Figure 10. Inhibition of ERK blocks pancreatic growth. Mice were fed TI for 5 days after gavaging with the ERK inhibitor PD0325901. From (55).
Bioinformatics analysis of 318 genes which were upregulated in pancreas from 1 to 8 hours after feeding TI suggested involvement of Jak-STAT signaling (50). An increase in phospho STAT3 showed a strong nuclear occupancy peaking at 75% of acinar cell nuclei at 2 h. Western blotting showed a large increase in p-STAT3 without a change in total STAT3. Socs2 which acts as a negative feedback regulator of STAT3 is a transcriptional target of STAT3 and its mRNA was found to also be enhanced. Interestingly, in isolated acini CCK fails to activate Jak-STAT signaling while growth factors can. Since growth factors such as HB-EGF are induced by TI feeding, it is possible that CCK does not work directly but rather through a growth factor whose receptor can activate Jak-Stat signaling. At present, there is no direct evidence that STAT3 is involved in adaptive pancreatic growth. However, it seems likely that it will be involved as STAT3 is involved in the malignant transformation of acinar cells (45, 96). Also, STAT5 and Socs3 have been shown to regulate growth of pancreatic islet beta cells (75).

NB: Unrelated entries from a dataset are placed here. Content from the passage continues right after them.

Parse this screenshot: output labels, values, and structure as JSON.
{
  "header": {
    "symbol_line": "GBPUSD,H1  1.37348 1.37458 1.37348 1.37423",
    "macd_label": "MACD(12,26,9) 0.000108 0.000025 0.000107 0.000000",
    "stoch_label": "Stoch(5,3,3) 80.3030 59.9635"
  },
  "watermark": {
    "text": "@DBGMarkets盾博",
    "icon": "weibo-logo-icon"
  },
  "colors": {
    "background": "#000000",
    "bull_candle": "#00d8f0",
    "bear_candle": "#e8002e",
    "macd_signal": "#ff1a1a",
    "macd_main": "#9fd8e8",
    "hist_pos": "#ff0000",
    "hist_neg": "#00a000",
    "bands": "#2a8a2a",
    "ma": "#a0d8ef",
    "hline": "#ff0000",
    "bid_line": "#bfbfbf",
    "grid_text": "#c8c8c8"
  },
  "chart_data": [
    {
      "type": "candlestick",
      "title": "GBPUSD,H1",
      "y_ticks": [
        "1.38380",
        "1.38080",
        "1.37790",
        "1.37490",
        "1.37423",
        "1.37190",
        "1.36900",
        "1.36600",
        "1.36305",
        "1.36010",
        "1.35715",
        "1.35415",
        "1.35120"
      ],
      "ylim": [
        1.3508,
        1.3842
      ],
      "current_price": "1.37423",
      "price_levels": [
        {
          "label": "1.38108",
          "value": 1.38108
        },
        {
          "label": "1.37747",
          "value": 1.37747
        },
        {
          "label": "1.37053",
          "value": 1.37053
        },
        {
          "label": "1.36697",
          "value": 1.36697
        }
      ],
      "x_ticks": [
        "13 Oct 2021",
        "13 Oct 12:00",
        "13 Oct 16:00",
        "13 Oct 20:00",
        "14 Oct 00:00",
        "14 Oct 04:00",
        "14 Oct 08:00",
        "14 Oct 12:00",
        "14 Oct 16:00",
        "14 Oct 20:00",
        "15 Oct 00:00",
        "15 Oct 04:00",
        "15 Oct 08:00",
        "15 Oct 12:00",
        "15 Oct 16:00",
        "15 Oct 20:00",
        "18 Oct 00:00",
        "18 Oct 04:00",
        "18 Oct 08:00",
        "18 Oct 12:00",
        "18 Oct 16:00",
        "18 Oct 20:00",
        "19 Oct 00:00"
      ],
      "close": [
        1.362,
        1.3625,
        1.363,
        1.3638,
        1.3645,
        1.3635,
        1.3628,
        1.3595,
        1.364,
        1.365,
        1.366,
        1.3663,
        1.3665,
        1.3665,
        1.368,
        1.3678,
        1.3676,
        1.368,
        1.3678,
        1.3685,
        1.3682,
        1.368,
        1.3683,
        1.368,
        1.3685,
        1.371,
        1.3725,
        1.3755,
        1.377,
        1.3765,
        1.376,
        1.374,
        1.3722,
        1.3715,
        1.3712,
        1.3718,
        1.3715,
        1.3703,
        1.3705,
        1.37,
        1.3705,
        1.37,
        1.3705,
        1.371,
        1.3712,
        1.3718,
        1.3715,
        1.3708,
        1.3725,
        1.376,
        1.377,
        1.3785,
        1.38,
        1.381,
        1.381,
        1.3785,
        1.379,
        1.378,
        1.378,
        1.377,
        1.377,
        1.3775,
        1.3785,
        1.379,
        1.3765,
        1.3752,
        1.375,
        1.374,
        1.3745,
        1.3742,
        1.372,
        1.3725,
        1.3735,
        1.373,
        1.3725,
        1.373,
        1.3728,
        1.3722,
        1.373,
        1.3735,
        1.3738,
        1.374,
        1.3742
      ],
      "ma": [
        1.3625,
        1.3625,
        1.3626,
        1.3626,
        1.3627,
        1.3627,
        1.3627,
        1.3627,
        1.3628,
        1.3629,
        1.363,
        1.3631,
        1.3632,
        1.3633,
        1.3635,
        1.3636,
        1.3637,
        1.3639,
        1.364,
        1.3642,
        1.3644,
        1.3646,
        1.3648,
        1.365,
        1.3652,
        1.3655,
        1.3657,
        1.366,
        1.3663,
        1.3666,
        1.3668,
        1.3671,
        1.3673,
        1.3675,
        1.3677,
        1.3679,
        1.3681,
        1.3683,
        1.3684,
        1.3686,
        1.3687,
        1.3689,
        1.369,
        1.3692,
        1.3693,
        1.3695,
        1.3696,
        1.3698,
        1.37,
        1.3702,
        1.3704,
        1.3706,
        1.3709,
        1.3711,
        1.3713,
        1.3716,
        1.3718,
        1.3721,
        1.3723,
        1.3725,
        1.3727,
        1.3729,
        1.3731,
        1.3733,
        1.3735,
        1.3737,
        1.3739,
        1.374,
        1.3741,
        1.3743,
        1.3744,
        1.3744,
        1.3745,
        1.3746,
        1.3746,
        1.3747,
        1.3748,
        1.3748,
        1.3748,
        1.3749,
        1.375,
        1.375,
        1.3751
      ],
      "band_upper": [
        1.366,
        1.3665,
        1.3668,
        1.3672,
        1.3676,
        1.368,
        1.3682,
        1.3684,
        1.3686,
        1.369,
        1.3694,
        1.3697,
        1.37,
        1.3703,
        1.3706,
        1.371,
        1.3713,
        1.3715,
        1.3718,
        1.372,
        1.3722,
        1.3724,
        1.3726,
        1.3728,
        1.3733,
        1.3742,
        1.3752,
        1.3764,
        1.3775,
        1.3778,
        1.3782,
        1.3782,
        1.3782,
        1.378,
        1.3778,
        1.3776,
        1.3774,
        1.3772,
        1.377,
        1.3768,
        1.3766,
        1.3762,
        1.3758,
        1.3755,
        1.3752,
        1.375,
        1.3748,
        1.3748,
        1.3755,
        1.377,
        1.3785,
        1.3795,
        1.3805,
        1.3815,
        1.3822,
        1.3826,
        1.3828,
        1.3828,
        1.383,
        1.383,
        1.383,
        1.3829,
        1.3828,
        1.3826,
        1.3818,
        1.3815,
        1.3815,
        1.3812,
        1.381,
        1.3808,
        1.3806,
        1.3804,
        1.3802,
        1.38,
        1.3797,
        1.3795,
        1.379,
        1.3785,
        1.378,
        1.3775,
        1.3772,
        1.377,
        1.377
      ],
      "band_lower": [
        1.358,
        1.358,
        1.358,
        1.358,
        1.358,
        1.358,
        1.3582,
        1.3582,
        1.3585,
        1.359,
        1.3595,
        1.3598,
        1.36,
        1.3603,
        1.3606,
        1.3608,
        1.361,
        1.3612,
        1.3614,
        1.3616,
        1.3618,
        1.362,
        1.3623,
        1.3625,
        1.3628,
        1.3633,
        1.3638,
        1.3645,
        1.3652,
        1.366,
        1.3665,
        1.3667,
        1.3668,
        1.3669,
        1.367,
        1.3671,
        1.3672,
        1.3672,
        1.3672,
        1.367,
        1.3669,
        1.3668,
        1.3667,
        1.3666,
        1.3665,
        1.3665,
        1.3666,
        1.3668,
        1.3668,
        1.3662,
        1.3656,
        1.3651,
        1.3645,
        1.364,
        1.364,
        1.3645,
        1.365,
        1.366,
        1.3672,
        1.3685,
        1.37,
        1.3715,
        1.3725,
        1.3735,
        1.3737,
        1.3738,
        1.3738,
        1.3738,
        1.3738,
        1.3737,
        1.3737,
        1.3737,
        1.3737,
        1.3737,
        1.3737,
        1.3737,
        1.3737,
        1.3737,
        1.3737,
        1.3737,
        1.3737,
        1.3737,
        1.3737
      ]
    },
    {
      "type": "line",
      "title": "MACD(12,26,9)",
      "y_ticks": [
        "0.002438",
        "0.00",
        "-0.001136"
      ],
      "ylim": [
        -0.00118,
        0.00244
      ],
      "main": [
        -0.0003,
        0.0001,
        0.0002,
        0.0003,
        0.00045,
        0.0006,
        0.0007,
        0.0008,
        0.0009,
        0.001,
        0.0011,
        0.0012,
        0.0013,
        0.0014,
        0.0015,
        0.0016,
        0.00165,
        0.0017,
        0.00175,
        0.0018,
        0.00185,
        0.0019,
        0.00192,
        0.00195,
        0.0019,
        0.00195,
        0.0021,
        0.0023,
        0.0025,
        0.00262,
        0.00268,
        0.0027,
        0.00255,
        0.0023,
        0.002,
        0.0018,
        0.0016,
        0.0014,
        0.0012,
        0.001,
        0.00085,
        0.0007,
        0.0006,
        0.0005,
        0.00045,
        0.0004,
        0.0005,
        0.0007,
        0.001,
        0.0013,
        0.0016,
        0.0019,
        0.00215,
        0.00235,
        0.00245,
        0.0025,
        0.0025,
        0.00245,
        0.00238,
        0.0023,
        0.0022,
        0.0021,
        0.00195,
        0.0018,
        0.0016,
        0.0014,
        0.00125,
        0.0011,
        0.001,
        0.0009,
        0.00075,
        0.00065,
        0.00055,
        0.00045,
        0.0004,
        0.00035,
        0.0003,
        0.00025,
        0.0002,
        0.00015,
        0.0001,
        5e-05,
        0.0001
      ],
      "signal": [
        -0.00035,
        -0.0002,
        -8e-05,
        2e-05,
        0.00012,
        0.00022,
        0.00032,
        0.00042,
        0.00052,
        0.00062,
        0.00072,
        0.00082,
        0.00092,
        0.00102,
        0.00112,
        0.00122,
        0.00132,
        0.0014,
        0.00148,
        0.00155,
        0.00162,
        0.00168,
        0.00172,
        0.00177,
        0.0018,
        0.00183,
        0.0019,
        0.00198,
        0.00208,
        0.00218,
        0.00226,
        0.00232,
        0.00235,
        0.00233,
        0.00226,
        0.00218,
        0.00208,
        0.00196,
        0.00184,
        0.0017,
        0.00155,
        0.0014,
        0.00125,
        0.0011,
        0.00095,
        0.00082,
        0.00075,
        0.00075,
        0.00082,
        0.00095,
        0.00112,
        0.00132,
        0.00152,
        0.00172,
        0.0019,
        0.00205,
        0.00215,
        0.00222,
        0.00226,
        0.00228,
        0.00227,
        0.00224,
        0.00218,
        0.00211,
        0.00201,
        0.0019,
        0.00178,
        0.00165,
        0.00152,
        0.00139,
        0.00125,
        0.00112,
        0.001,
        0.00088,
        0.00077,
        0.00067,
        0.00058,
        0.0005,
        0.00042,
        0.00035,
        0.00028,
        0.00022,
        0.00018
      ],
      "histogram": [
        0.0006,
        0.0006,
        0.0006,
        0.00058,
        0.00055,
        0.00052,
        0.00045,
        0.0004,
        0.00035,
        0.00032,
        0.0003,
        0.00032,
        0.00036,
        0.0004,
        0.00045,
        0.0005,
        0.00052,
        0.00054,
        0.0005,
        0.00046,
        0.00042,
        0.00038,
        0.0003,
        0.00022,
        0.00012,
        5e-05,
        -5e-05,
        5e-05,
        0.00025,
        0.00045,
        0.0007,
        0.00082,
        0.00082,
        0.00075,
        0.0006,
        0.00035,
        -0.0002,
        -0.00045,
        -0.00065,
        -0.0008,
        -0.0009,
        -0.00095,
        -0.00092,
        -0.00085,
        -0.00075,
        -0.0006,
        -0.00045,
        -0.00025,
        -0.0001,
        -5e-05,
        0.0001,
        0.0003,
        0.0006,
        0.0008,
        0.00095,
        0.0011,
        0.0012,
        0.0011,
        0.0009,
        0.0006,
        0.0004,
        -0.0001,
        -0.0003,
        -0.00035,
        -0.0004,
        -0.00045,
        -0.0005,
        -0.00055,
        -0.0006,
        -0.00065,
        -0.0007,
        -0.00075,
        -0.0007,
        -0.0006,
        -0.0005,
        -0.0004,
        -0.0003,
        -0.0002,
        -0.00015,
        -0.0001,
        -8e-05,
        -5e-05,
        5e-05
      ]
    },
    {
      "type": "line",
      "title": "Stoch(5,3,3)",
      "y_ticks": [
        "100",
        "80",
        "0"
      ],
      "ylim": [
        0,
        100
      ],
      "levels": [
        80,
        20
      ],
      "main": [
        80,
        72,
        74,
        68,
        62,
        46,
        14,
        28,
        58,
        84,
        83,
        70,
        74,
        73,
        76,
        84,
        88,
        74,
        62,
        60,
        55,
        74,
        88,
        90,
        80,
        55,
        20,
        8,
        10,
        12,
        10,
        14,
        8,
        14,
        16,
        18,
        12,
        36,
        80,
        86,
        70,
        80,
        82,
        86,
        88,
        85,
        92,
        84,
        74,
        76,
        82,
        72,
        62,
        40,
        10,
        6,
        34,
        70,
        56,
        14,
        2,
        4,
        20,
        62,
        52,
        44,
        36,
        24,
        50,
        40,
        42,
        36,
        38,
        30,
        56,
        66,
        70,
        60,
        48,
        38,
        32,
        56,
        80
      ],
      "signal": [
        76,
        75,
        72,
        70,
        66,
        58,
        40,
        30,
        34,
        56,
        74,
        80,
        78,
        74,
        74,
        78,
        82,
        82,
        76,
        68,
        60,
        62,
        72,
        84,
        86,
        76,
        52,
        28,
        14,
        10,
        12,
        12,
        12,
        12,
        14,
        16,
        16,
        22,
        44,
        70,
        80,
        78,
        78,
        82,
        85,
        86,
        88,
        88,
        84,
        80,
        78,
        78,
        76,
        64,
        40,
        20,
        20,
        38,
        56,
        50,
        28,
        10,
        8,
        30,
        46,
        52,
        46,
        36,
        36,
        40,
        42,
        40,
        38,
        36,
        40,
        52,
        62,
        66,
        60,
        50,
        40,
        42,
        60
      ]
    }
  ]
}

Overall model of mitogenesis
It seems clear that acinar cell mitogenesis is under different and more complex control than is secretion of digestive enzymes. Blockage of three different pathways, the calcineurin-NFAT, the TORC1 and the ERK pathway all block adaptive growth indicating that all must be activated for mitogenesis to occur (Figure 11). It is not clear whether all three converge on a single rate limiting step or that multiple key steps exist and each is activated by a different pathway. It appears that the induction of multiple cyclins is blocked by inhibiting each pathway so the regulated step is most likely connected with moving cells out of Go and initiating the cell cycle. In addition to completing the understanding of how acinar cell mitogenesis is initiated, work is needed on whether and how there is a parallel increase in ducts and blood vessels as the pancreas grows. Similar studies have also yielded an incomplete map for regulation of islet beta cell growth (63, 140).
Figure 11. Three CCK-activated signaling pathways required for pancreatic acinar cell growth by proliferation of acinar cells.